Let me get this out quickly, before I get yet another email.
Here's the bullshit in question:
LONDON (Reuters) — Starch grains found on 30,000-year-old grinding stones suggest that prehistoric humans may have dined on an early form of flatbread, contrary to their popular image as primarily meat eaters. [...]
The findings may also upset fans of the so-called Paleolithic diet, which follows earlier research that assumes early humans ate a meat-centered diet.
Well, fortunately, Melissa McEwen actually got hold of the actual study and read it.
The title says flour, but that's not the good old white flour your Aunt Maude is thinking of. Of the nine species mentioned, one is a seed, the rest are roots and rhizomes. That ground starch has been used by humans since the upper paleolithic is not really news. Famous anthropologist Richard Wrangham who wrote Catching Fire has been writing about the role of cooked starch in the Upper Paleolithic for quite some time. In the Upper Paleolithic it might have spurred population increases that eventually led to early settlements like Gobekli Tepe. There has been selection for genes like AMY1 which allow for better starch digestion.
And the paper writers and like HAHA look the carnivorous Atkins people are soooo wrong. But wait, I think isotope studies are a little more accurate than a few as the paper admits "poor preserved" plant remains. And the evidence is that the paleolithic diet was mostly animal protein.

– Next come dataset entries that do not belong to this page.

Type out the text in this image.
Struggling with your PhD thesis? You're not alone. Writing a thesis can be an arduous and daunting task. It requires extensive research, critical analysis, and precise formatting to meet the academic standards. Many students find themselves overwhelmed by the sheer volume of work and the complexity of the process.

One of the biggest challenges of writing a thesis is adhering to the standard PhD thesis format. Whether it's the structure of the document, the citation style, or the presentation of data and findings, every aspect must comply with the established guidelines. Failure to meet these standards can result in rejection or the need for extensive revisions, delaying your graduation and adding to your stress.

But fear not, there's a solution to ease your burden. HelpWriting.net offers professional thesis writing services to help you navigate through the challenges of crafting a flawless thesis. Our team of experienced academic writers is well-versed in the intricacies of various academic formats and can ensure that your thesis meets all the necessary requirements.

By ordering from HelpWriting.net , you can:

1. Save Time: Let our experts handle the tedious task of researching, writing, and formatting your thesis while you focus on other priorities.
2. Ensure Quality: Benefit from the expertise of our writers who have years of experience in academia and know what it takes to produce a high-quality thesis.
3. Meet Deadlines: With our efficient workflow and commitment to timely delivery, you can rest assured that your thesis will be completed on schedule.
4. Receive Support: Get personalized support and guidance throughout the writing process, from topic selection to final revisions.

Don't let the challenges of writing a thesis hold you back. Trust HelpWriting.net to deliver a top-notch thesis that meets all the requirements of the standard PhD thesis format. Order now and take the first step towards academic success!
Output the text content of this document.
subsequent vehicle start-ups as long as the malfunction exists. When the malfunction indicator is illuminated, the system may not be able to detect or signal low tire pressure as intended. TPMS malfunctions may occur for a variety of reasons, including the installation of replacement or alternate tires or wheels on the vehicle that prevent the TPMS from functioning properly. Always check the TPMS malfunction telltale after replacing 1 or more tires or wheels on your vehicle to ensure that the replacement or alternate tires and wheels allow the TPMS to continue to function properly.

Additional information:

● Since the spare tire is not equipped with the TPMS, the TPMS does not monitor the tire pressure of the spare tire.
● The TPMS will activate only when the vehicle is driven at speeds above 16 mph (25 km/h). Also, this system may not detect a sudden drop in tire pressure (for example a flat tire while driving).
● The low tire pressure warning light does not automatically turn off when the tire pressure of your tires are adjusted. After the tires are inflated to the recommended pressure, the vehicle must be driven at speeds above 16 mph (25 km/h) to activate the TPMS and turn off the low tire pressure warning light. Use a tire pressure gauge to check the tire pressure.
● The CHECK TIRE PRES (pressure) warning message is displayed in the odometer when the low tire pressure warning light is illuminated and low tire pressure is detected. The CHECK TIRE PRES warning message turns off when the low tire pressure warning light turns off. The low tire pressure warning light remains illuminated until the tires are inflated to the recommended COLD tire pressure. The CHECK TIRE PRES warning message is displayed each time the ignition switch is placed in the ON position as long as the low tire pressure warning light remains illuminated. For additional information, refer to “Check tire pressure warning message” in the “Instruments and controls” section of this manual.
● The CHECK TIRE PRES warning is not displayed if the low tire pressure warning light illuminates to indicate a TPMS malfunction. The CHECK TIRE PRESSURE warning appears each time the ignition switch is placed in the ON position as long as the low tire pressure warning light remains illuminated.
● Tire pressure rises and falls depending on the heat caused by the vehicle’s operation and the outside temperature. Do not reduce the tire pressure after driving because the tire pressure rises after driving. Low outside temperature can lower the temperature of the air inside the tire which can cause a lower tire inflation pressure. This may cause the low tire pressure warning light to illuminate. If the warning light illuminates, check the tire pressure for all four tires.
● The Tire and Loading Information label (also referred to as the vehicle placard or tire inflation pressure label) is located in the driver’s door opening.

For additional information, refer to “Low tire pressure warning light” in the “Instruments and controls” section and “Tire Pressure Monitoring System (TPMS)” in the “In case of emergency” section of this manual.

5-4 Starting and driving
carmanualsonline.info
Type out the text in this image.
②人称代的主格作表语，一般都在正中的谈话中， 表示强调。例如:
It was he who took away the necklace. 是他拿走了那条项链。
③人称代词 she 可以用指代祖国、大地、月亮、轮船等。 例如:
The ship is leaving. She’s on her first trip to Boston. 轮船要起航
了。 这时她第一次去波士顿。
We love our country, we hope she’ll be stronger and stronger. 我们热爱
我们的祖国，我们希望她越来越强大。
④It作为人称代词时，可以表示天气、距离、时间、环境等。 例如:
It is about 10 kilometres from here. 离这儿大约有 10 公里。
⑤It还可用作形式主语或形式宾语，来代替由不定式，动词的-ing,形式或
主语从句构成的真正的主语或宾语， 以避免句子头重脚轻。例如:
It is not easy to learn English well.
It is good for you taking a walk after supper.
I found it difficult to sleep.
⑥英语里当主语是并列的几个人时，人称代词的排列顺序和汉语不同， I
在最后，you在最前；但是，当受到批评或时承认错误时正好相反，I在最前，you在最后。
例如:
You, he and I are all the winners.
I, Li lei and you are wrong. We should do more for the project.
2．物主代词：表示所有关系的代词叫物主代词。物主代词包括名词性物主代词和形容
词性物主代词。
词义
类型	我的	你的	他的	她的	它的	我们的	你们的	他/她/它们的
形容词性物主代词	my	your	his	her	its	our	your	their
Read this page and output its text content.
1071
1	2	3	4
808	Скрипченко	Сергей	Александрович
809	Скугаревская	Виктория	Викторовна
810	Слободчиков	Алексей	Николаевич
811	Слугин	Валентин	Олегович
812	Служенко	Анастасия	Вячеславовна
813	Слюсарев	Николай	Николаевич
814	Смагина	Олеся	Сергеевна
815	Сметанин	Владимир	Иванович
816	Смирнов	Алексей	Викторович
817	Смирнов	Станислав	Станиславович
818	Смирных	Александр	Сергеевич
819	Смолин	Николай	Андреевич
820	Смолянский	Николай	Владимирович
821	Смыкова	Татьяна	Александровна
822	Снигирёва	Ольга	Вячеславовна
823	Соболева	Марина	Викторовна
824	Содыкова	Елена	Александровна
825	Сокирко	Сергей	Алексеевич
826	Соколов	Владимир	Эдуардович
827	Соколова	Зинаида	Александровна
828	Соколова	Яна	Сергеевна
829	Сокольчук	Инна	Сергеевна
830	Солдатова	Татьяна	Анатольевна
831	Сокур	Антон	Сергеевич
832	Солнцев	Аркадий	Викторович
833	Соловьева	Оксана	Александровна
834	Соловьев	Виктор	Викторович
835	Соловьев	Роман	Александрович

Alright, can we put this one to bed, already? Look, I've never doubted that humans in the wild ate whatever was edible that they could find. I just don't think it makes any sense that they would have spent much time out gathering wild seeds, like birds. In most instances, they would probably have expended more calories in the gathering than would have been provided.
And even so, 30,000 years vs. 10,000 or 20,000 is still a drop in the evolutionary bucket.